Хотя Вайлеман уже немного завидовал блюду с мясной нарезкой.
Лойхли…
Что же Дерендингер нашёл в нём интересного? Наверняка не книги, которые тот писал под псевдонимом Цезарь Лаукман, такого не могло быть. Вайлеман в гостиной Элизы пробежал глазами пару страниц той халтуры, этого хватило, чтобы вынести приговор: самый тривиальный из всех тривиальных романов. Не требуется съедать весь омлет, чтобы заметить, что одно яйцо было тухлым. Что надеялся выпытать у Лойхли Дерендингер – или действительно выпытал? Должно быть, это было что-то важное, иначе бы он потом не прилагал усилия, чтобы вмонтировать его портрет в фотографию, однако не смог показать чёткий след, по какому следовало идти Вайлеману. И он бы при встрече на Линденхофе не настаивал на том, чтобы Вайлеман непременно поговорил со стариком. «Он тогда организовал турнир», – так он сказал, и эта фраза, должно быть, имела более глубокий смысл.
Может, у Элизы есть идея на сей счёт, подумал он и хотел уже до-хромать до телефона, но потом снова вспомнил, что сегодня она занята, и мысль о том, каково это занятие, снова опустила его настроение до нулевой отметки. Он швырнул пластиковое корытце с остатком липких спагетти в сторону кухонной раковины, но промахнулся – он ведь не был баскетболистом – и с удовлетворением пессимиста, худшие ожидания которого снова подтвердились, удостоверился, что сегодня ему ещё придётся ползать на четвереньках, отскребая с пола вермишель и томатную размазню. Или уж завтра утром.

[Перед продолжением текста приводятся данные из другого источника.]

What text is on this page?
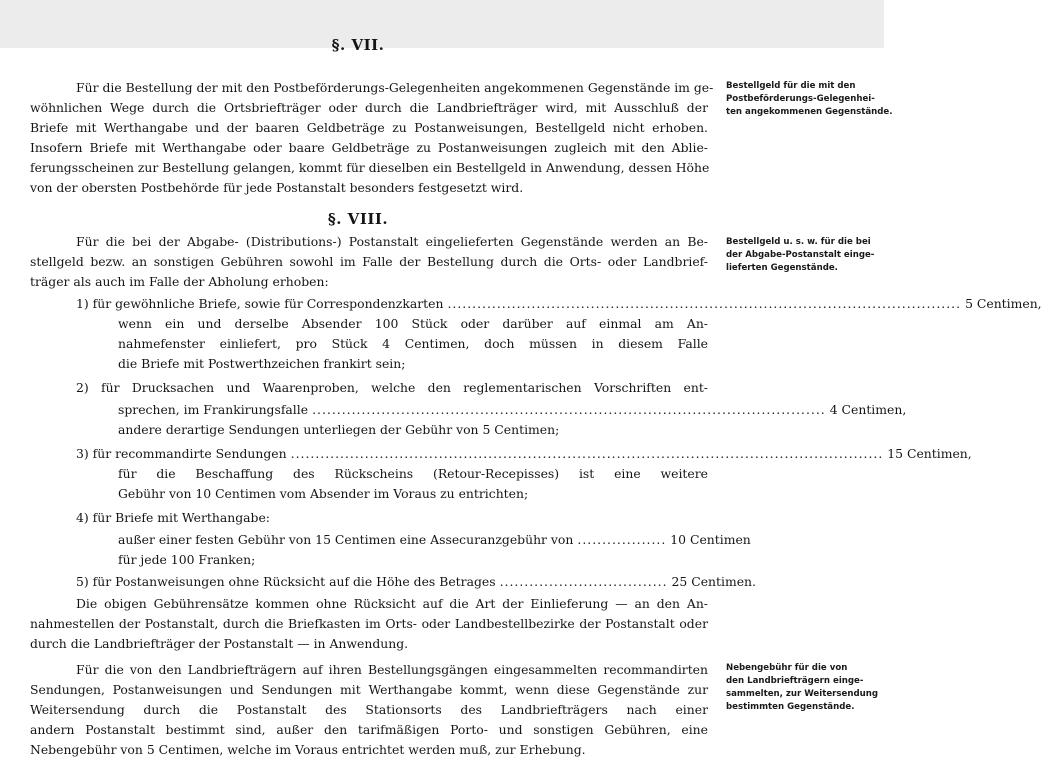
§. VII.
Für die Bestellung der mit den Postbeförderungs-Gelegenheiten angekommenen Gegenstände im ge-
wöhnlichen Wege durch die Ortsbriefträger oder durch die Landbriefträger wird, mit Ausschluß der
Briefe mit Werthangabe und der baaren Geldbeträge zu Postanweisungen, Bestellgeld nicht erhoben.
Insofern Briefe mit Werthangabe oder baare Geldbeträge zu Postanweisungen zugleich mit den Ablie-
ferungsscheinen zur Bestellung gelangen, kommt für dieselben ein Bestellgeld in Anwendung, dessen Höhe
von der obersten Postbehörde für jede Postanstalt besonders festgesetzt wird.
Bestellgeld für die mit den
Postbeförderungs-Gelegenhei-
ten angekommenen Gegenstände.
§. VIII.
Für die bei der Abgabe- (Distributions-) Postanstalt eingelieferten Gegenstände werden an Be-
stellgeld bezw. an sonstigen Gebühren sowohl im Falle der Bestellung durch die Orts- oder Landbrief-
träger als auch im Falle der Abholung erhoben:
Bestellgeld u. s. w. für die bei
der Abgabe-Postanstalt einge-
lieferten Gegenstände.
1) für gewöhnliche Briefe, sowie für Correspondenzkarten ........................................................................................................ 5 Centimen,
wenn ein und derselbe Absender 100 Stück oder darüber auf einmal am An-
nahmefenster einliefert, pro Stück 4 Centimen, doch müssen in diesem Falle
die Briefe mit Postwerthzeichen frankirt sein;
2) für Drucksachen und Waarenproben, welche den reglementarischen Vorschriften ent-
sprechen, im Frankirungsfalle ........................................................................................................ 4 Centimen,
andere derartige Sendungen unterliegen der Gebühr von 5 Centimen;
3) für recommandirte Sendungen ........................................................................................................................ 15 Centimen,
für die Beschaffung des Rückscheins (Retour-Recepisses) ist eine weitere
Gebühr von 10 Centimen vom Absender im Voraus zu entrichten;
4) für Briefe mit Werthangabe:
außer einer festen Gebühr von 15 Centimen eine Assecuranzgebühr von .................. 10 Centimen
für jede 100 Franken;
5) für Postanweisungen ohne Rücksicht auf die Höhe des Betrages .................................. 25 Centimen.
Die obigen Gebührensätze kommen ohne Rücksicht auf die Art der Einlieferung — an den An-
nahmestellen der Postanstalt, durch die Briefkasten im Orts- oder Landbestellbezirke der Postanstalt oder
durch die Landbriefträger der Postanstalt — in Anwendung.
Für die von den Landbriefträgern auf ihren Bestellungsgängen eingesammelten recommandirten
Sendungen, Postanweisungen und Sendungen mit Werthangabe kommt, wenn diese Gegenstände zur
Weitersendung durch die Postanstalt des Stationsorts des Landbriefträgers nach einer
andern Postanstalt bestimmt sind, außer den tarifmäßigen Porto- und sonstigen Gebühren, eine
Nebengebühr von 5 Centimen, welche im Voraus entrichtet werden muß, zur Erhebung.
Nebengebühr für die von
den Landbriefträgern einge-
sammelten, zur Weitersendung
bestimmten Gegenstände.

Он подтащил стул на место к письменному столу и снова сел к компьютеру. Может быть, он что-нибудь недоглядел и упустил. Набрал в поисковике: Цезарь Лаукман. Enter.
Старик, конечно, не был такой уж знаменитостью, но всё равно он был поражён, как мало результатов выпадало на его запрос, не было ничего в добавление к тому, что он уже посмотрел при подготовке своей поездки в дом престарелых, и при этом ни одной фотографии. С таким кривым лицом, как у Лойхли, будешь избегать фотографироваться, но, тем не менее, это было удивительно. Понятно, что в наше время никто уже не интересуется человеком в Доме Вечерней зари, читатели наверняка уже его забыли, но ведь интернет никогда ничего не забывает. Даже про себя самого – поскольку он, естественно, гуглил и про себя, а кто этого не делал? – Вайлеман находил больше тысячи результатов поиска, старые статьи, которые газета выдавала онлайн, и результаты давно забытых турниров.